Em segundo lugar, o diploma do PSD prevê uma redução do prazo de conservação dos dados para 12 semanas “a contar da data da conclusão da comunicação”, quando atualmente a lei prevê um ano, salientando que na Alemanha este prazo é atualmente de dez semanas.

  • O que foi apontado no debate de hoje?

O PSD considerou hoje que a proposta do Governo sobre metadados claudica perante a exigência de definição de um novo regime, mas admite uma conciliação com o seu projeto para ultrapassar as inconstitucionalidades da lei de 2008.

Na sua intervenção, o líder parlamentar social-democrata, Paulo Mota Pinto salientou que o PSD apresentou o seu projeto de lei escassas “72 horas” após a declaração de inconstitucionalidade do Tribunal Constitucional relativamente à lei dos metadados de 2008.

“O PS disse mal da nossa iniciativa, enquanto o Governo, que não atuou sobre esta matéria desde 2016, criou um grupo de trabalho. Agora, a proposta do Governo não pretende expurgar as inconstitucionalidades, antes claudica em relação à necessidade de se definir um regime de preservação de dados para efeitos de investigação criminal”, assinalou.

Paulo Mota Pinto criticou ainda o Chega por tentar criar “alarmismo social” com o acórdão do Tribunal Constitucional e classificou como “nacionalista” o projeto do PCP, sobretudo pela ideia inerente da obrigatoriedade do armazenamento dos dados em Portugal.

O projeto de lei do PSD prevê a retenção dos dados em Portugal ou na União Europeia, a notificação dos interessados e reduz o prazo de conservação [12 semanas] em conformidade com o princípio da proporcionalidade. Congratulamo-nos por o primeiro-ministro [António Costa], contrariando espíritos da sua bancada do PS, considerar que o diploma do PSD resolve grande parte dos problemas de inconstitucionalidade”, declarou o professor universitário e antigo juiz do Tribunal Constitucional.

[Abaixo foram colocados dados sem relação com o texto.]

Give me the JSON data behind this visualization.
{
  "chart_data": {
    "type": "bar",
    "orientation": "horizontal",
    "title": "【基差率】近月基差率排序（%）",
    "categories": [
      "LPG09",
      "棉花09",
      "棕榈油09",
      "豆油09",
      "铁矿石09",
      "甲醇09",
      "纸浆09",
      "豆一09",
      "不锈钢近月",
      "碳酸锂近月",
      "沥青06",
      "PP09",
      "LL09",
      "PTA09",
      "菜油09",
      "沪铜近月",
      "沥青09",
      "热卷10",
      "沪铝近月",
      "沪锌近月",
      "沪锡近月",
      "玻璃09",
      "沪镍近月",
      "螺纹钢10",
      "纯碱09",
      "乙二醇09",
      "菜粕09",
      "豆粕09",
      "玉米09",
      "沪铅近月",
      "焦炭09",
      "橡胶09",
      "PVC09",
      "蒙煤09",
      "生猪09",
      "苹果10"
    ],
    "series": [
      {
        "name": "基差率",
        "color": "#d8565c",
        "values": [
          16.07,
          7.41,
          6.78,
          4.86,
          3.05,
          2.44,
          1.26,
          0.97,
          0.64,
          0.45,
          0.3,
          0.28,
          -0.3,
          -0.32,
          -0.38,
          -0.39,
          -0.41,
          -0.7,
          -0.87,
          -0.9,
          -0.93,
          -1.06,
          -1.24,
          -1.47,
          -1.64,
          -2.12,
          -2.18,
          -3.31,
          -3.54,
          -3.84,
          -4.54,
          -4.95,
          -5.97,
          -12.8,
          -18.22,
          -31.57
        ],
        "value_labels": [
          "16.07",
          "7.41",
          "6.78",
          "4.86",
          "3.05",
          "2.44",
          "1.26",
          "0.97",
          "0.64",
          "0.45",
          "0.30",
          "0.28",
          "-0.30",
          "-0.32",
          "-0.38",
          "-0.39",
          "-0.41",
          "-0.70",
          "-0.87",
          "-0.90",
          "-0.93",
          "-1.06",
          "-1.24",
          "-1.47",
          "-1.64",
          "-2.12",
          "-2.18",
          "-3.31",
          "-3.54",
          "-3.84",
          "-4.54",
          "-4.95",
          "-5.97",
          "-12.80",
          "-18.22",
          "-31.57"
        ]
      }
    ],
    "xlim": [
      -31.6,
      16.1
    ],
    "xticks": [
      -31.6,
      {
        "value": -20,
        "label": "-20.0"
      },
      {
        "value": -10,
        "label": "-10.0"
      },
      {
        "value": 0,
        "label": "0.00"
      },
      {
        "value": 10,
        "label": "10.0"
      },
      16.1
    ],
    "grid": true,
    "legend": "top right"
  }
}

Paulo Mota Pinto criticou depois a abordagem da proposta de lei do Governo aprovada no mês passado, dizendo “que abandona o regime dos metadados ao criar um regime autónomo para fins de investigação criminal a dados que são já tratados e conservados pelas operadoras”.

“A proposta do Governo opta por aproveitar os dados conservados pelas operadoras para efeitos de faturação. Ou seja, o Governo prevê a utilização de bases de dados criadas para outro efeito. Institucionaliza uma espécie de desvio de finalidade para a investigação criminal”, criticou.

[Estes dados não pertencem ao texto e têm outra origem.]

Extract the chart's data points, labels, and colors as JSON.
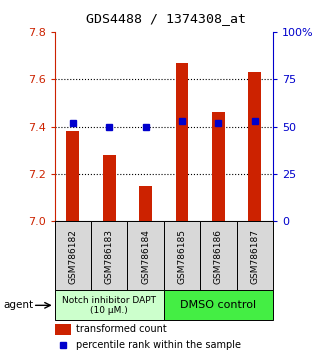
{
  "title": "GDS4488 / 1374308_at",
  "samples": [
    "GSM786182",
    "GSM786183",
    "GSM786184",
    "GSM786185",
    "GSM786186",
    "GSM786187"
  ],
  "bar_values": [
    7.38,
    7.28,
    7.15,
    7.67,
    7.46,
    7.63
  ],
  "percentile_values": [
    52,
    50,
    50,
    53,
    52,
    53
  ],
  "bar_color": "#cc2200",
  "dot_color": "#0000cc",
  "ylim_left": [
    7.0,
    7.8
  ],
  "ylim_right": [
    0,
    100
  ],
  "yticks_left": [
    7.0,
    7.2,
    7.4,
    7.6,
    7.8
  ],
  "yticks_right": [
    0,
    25,
    50,
    75,
    100
  ],
  "ytick_labels_right": [
    "0",
    "25",
    "50",
    "75",
    "100%"
  ],
  "grid_values": [
    7.2,
    7.4,
    7.6
  ],
  "group1_label": "Notch inhibitor DAPT\n(10 μM.)",
  "group2_label": "DMSO control",
  "group1_color": "#ccffcc",
  "group2_color": "#44ee44",
  "agent_label": "agent",
  "legend_bar_label": "transformed count",
  "legend_dot_label": "percentile rank within the sample",
  "bar_width": 0.35,
  "bar_bottom": 7.0,
  "bg_color": "#ffffff"
}
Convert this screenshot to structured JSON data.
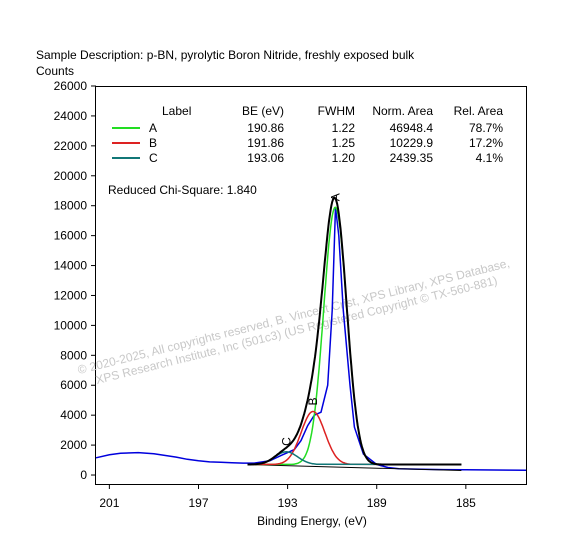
{
  "chart_data": {
    "type": "line",
    "title": "Sample Description:  p-BN, pyrolytic Boron Nitride, freshly exposed bulk",
    "ylabel": "Counts",
    "xlabel": "Binding Energy, (eV)",
    "x_reversed": true,
    "xlim": [
      201.6,
      182.3
    ],
    "ylim": [
      -600,
      26000
    ],
    "x_ticks": [
      201,
      197,
      193,
      189,
      185
    ],
    "y_ticks": [
      0,
      2000,
      4000,
      6000,
      8000,
      10000,
      12000,
      14000,
      16000,
      18000,
      20000,
      22000,
      24000,
      26000
    ],
    "grid": false,
    "legend_position": "top-right",
    "table": {
      "headers": [
        "Label",
        "BE (eV)",
        "FWHM",
        "Norm. Area",
        "Rel. Area"
      ],
      "rows": [
        {
          "label": "A",
          "be": "190.86",
          "fwhm": "1.22",
          "norm_area": "46948.4",
          "rel_area": "78.7%",
          "color": "#22dd22"
        },
        {
          "label": "B",
          "be": "191.86",
          "fwhm": "1.25",
          "norm_area": "10229.9",
          "rel_area": "17.2%",
          "color": "#dd2222"
        },
        {
          "label": "C",
          "be": "193.06",
          "fwhm": "1.20",
          "norm_area": "2439.35",
          "rel_area": "4.1%",
          "color": "#117777"
        }
      ]
    },
    "chi_square": "Reduced Chi-Square: 1.840",
    "peak_labels": [
      "A",
      "B",
      "C"
    ],
    "fit_range": [
      194.8,
      185.2
    ],
    "background_level": 700,
    "series": [
      {
        "name": "A",
        "color": "#22dd22",
        "center": 190.86,
        "fwhm": 1.22,
        "height": 17200
      },
      {
        "name": "B",
        "color": "#dd2222",
        "center": 191.86,
        "fwhm": 1.25,
        "height": 3550
      },
      {
        "name": "C",
        "color": "#117777",
        "center": 193.06,
        "fwhm": 1.2,
        "height": 850
      }
    ],
    "data_line": {
      "color": "#0000dd",
      "points": [
        [
          201.6,
          1150
        ],
        [
          201,
          1350
        ],
        [
          200.5,
          1450
        ],
        [
          199.7,
          1500
        ],
        [
          199,
          1420
        ],
        [
          198,
          1200
        ],
        [
          197.5,
          1050
        ],
        [
          197,
          950
        ],
        [
          196.5,
          880
        ],
        [
          196,
          850
        ],
        [
          195.5,
          820
        ],
        [
          195,
          800
        ],
        [
          194.5,
          800
        ],
        [
          193.8,
          950
        ],
        [
          193.3,
          1300
        ],
        [
          193,
          1500
        ],
        [
          192.7,
          1700
        ],
        [
          192.4,
          2300
        ],
        [
          192.1,
          3300
        ],
        [
          191.8,
          4000
        ],
        [
          191.5,
          4200
        ],
        [
          191.2,
          6000
        ],
        [
          191.0,
          11000
        ],
        [
          190.85,
          17900
        ],
        [
          190.7,
          16000
        ],
        [
          190.5,
          11000
        ],
        [
          190.2,
          6000
        ],
        [
          190,
          3200
        ],
        [
          189.6,
          1400
        ],
        [
          189,
          700
        ],
        [
          188.5,
          500
        ],
        [
          188,
          420
        ],
        [
          187,
          380
        ],
        [
          186,
          360
        ],
        [
          185,
          350
        ],
        [
          183,
          330
        ],
        [
          182.3,
          320
        ]
      ]
    }
  },
  "watermark": {
    "line1": "© 2020-2025,  All copyrights reserved,  B. Vincent Crist,  XPS Library, XPS Database,",
    "line2": "XPS Research Institute, Inc (501c3)   (US Registered Copyright © TX-560-881)"
  }
}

Mais, de acordo com o presidente da bancada do PSD, prevê o acesso a bases de dados “que são uma criação voluntária das operadoras” e “por tempo incerto”. No entanto, dos pontos de vista político e jurídico, “tendo em conta as possibilidades de aproximação entre diferentes abordagens, designadamente as do PSD e do Governo – ambos podem ser reunidos no mesmo texto -, pensamos que é possível fazer isso na especialidade”, acrescentou Paulo Mota Pinto.

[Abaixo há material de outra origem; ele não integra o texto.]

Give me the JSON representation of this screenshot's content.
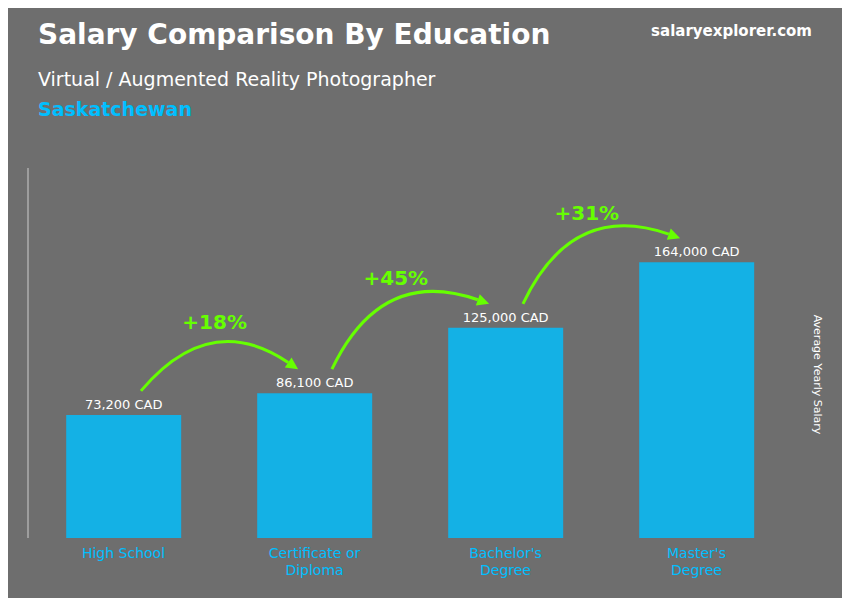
{
  "chart_data": {
    "type": "bar",
    "title": "Salary Comparison By Education",
    "subtitle": [
      "Virtual / Augmented Reality Photographer",
      "Saskatchewan"
    ],
    "ylabel": "Average Yearly Salary",
    "categories": [
      "High School",
      "Certificate or\nDiploma",
      "Bachelor's\nDegree",
      "Master's\nDegree"
    ],
    "values": [
      73200,
      86100,
      125000,
      164000
    ],
    "value_labels": [
      "73,200 CAD",
      "86,100 CAD",
      "125,000 CAD",
      "164,000 CAD"
    ],
    "data_labels": true,
    "color": "#00BFFF",
    "ylim": [
      0,
      220000
    ],
    "grid": false,
    "tick_labels": "x",
    "annotations": [
      {
        "text": "salaryexplorer.com"
      },
      {
        "text": "+18%",
        "from": "High School",
        "to": "Certificate or\nDiploma"
      },
      {
        "text": "+45%",
        "from": "Certificate or\nDiploma",
        "to": "Bachelor's\nDegree"
      },
      {
        "text": "+31%",
        "from": "Bachelor's\nDegree",
        "to": "Master's\nDegree"
      }
    ]
  }
}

O líder parlamentar do PSD anunciou também que vai avançar com o texto de substituição em relação ao seu projeto de regime de metadados, densificando o ponto relativo à conservação seletiva de dados para efeitos de investigação criminal.

Esta mudança, a operar em sede de especialidade, foi apontada por Paulo Mota Pinto como uma espécie de “chave” para a Assembleia da República ultrapassar a declaração de inconstitucionalidade do acórdão de abril do Tribunal Constitucional relativamente à lei dos metadados de 2008.

“Admitimos a possibilidade de texto de substituição do PSD e uma convergência com a abordagem da proposta de lei do Governo. O princípio da proporcionalidade é compatível com critérios da conservação seletiva, segundo o recente acórdão” do Tribunal de Justiça da União, advogou o professor universitário e antigo juiz do Tribunal Constitucional.

De acordo com Paulo Mota Pinto, para a lei nacional sobre regime de metadados se contabilizar com a jurisprudência europeia e com a decisão do Tribunal Constitucional, o caminho poderá passar por “uma conservação seletiva dos dados de tráfego e dos dados de localização que seja delimitada, com base em elementos objetivos e não discriminatórios, em função das categorias de pessoas em causa ou através de um critério geográfico, por um período temporalmente limitado ao estritamente necessário, mas que pode ser renovado”.

Se a solução atrás referida for adotada globalmente, “permite-se ao titular dos dados opor-se à conservação, mas não se permite essa oposição em relação a certas categorias de pessoas que sejam suspeitos ou arguidos ou já condenados por crimes graves enquanto se mantiver a responsabilidade criminal”.

“Permite-se também dados colhidos em locais estratégicos, como aeroportos, zonas turísticas estações ferroviárias. É um aperfeiçoamento que elimina os problemas levantados por uma conservação generalizada de dados ainda que por um prazo mais curto”, completou.

Governo

Já a proposta do Governo, apresentada publicamente no passado dia 26, não contém qualquer prazo específico para a conservação de dados, remetendo antes para a lei geral sobre tratamento de dados, que é de seis meses na atividade comercial.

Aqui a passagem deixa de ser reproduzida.